Films like The Omen or The Good Son or Orphan have tried, but nothing compares to The Bad Seed, and no child actor has out-seeded McCormack (Nick Cave knows). Calm and cool, she can also rip into fits of rage that are both terrifying and hilarious. Perfectly balancing a disarmingly adult demeanor with the tantrums of a little girl, her performance is even more impressive in that it’s the blueprint. Where did McCormack learn this wonderful balance of over-theatrical camp with an icy, realistic serenity? And before John Waters became obsessed with her?

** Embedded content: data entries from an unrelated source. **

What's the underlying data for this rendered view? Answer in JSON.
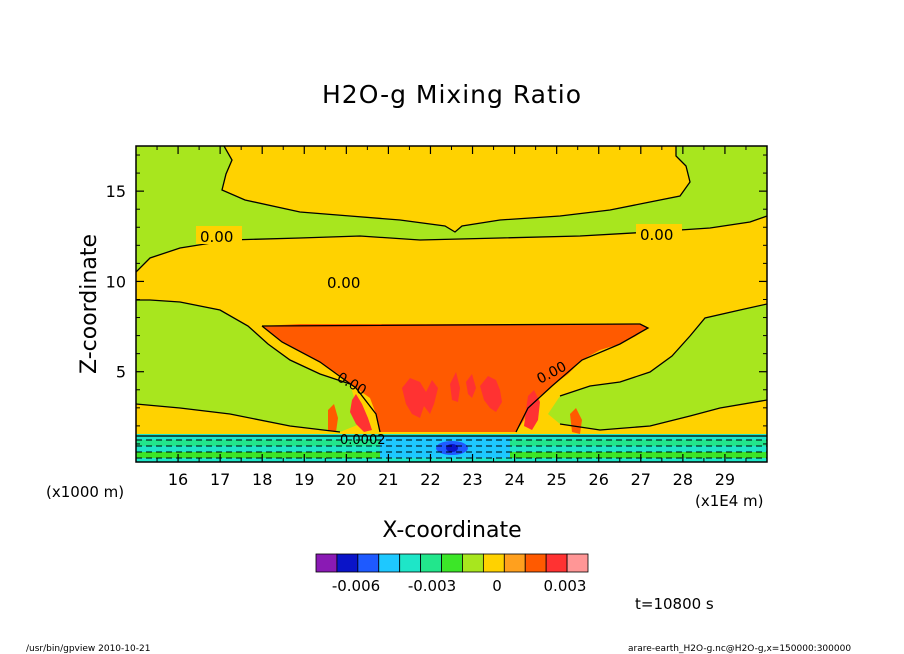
{
  "chart_data": {
    "type": "heatmap",
    "title": "H2O-g Mixing Ratio",
    "xlabel": "X-coordinate",
    "ylabel": "Z-coordinate",
    "x_unit": "(x1E4 m)",
    "y_unit": "(x1000 m)",
    "xlim": [
      15,
      30
    ],
    "ylim": [
      0,
      17.5
    ],
    "x_ticks": [
      "16",
      "17",
      "18",
      "19",
      "20",
      "21",
      "22",
      "23",
      "24",
      "25",
      "26",
      "27",
      "28",
      "29"
    ],
    "y_ticks": [
      "5",
      "10",
      "15"
    ],
    "contour_labels": [
      "0.00",
      "0.00",
      "0.00",
      "0.00",
      "0.00",
      "0.00",
      "0.0002"
    ],
    "colorbar": {
      "colors": [
        "#8a1ab4",
        "#0a14c8",
        "#1e5aff",
        "#1ec8ff",
        "#1ee6c8",
        "#22e68c",
        "#3ce628",
        "#a8e61e",
        "#ffd200",
        "#ffa01e",
        "#ff5a00",
        "#ff3232",
        "#ff9696"
      ],
      "tick_labels": [
        "-0.006",
        "-0.003",
        "0",
        "0.003"
      ]
    },
    "time_label": "t=10800 s",
    "footer_left": "/usr/bin/gpview   2010-10-21",
    "footer_right": "arare-earth_H2O-g.nc@H2O-g,x=150000:300000"
  }
}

A first of its kind, the then shocking Bad Seed holds up, albeit with a tad more camp to some. Though I would say stylized and intriguingly formal, while also terrifying, touching and real, particularly in moments between mother and daughter. Nancy Kelly is superbly moving in her need to believe and her realization that she can't any longer. But the psychotic gusto of Rhoda! You hate her. You love her. And she's devilishly entertaining. Revel in her. Agree with Leroy who spits out: “I thought I saw some mean little gals in my time, but you're the meanest!” What a character. The itty bitty ultimate ice queen bitch goddess. Future Pretty Poison. The original Curse of Millhaven. "My hair is a-yellow and I'm always a-combing. La la la la La la la lie!"